Elle dit, de sa voix fragile, les mots de la mort à venir. C’est quand elle dit qu’ils n’ont pas fini de fumer leurs gitanes qu’elle se met à pleurer. Elle dit qu’elle ne peut pas. Mais Sophie insiste. Elle essaye mais non. Sophie insiste encore. Et puis elle peut.
Voilà. Nous revoilà, pour lire. Lire ensemble mais les uns après les autres, un ensemble qui s’écoute mutuellement. Je suis le troisième à passer. Avant moi il y a S et sa voix qui vient des montagnes. C’est là, justement, qu’elle nous emmène.

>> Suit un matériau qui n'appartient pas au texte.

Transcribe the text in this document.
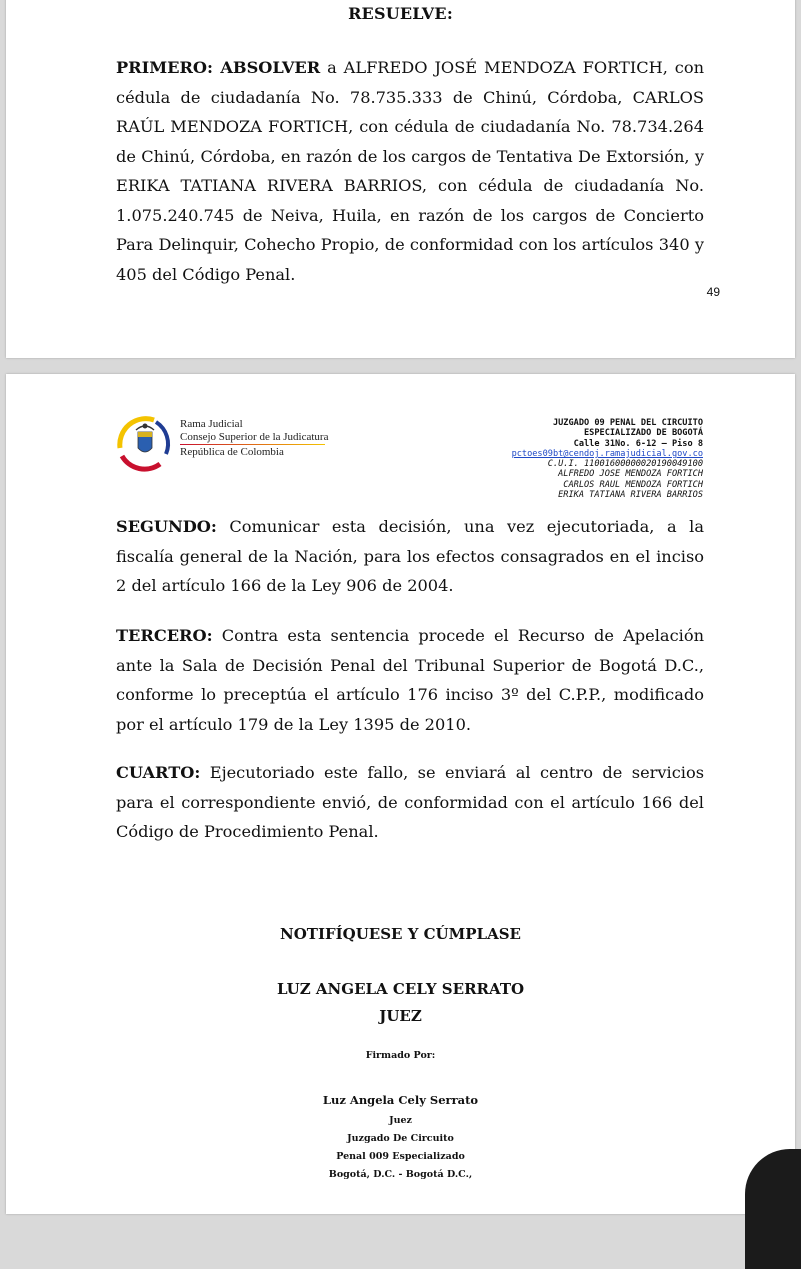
RESUELVE:
PRIMERO: ABSOLVER a ALFREDO JOSÉ MENDOZA FORTICH, con cédula de ciudadanía No. 78.735.333 de Chinú, Córdoba, CARLOS RAÚL MENDOZA FORTICH, con cédula de ciudadanía No. 78.734.264 de Chinú, Córdoba, en razón de los cargos de Tentativa De Extorsión, y ERIKA TATIANA RIVERA BARRIOS, con cédula de ciudadanía No. 1.075.240.745 de Neiva, Huila, en razón de los cargos de Concierto Para Delinquir, Cohecho Propio, de conformidad con los artículos 340 y 405 del Código Penal.
49
Rama Judicial
Consejo Superior de la Judicatura
República de Colombia
JUZGADO 09 PENAL DEL CIRCUITO
ESPECIALIZADO DE BOGOTÁ
Calle 31No. 6-12 – Piso 8
pctoes09bt@cendoj.ramajudicial.gov.co
C.U.I. 11001600000020190049100
ALFREDO JOSE MENDOZA FORTICH
CARLOS RAUL MENDOZA FORTICH
ERIKA TATIANA RIVERA BARRIOS
SEGUNDO: Comunicar esta decisión, una vez ejecutoriada, a la fiscalía general de la Nación, para los efectos consagrados en el inciso 2 del artículo 166 de la Ley 906 de 2004.
TERCERO: Contra esta sentencia procede el Recurso de Apelación ante la Sala de Decisión Penal del Tribunal Superior de Bogotá D.C., conforme lo preceptúa el artículo 176 inciso 3º del C.P.P., modificado por el artículo 179 de la Ley 1395 de 2010.
CUARTO: Ejecutoriado este fallo, se enviará al centro de servicios para el correspondiente envió, de conformidad con el artículo 166 del Código de Procedimiento Penal.
NOTIFÍQUESE Y CÚMPLASE
LUZ ANGELA CELY SERRATO
JUEZ
Firmado Por:
Luz Angela Cely Serrato
Juez
Juzgado De Circuito
Penal 009 Especializado
Bogotá, D.C. - Bogotá D.C.,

Comme la première fois, j’ai envoyé deux textes : j’avais furieusement envie de dire les deux premières pages de L’Amant, celles du visage dévasté. Et puis, Belezi. Les premières pages, là aussi, du magistral Arracher la terre et le soleil. Moins facile que Duras, alors c’est Belezi. Là encore c’est la mort qui attend. Au début, dans ces premières pages, ça ne le dit pas : ça dit le temps, l’attente, la traversée, en deux pages Belezi arrive à nous faire vivre des jours interminables. Alors il faut aller lentement. Ma voix est plus basse que pour le Rouchon-Borie : le texte la déplace ; j’aime. J’aime où la lecture à voix haute m’emmène. J’aime la sensation quand ça vient de là, du ventre. J’aime ma lutte pour me concentrer sur les mots afin de les voir et les faire voir. On me regarde. On m’écoute surtout, certaines ont les yeux fermés.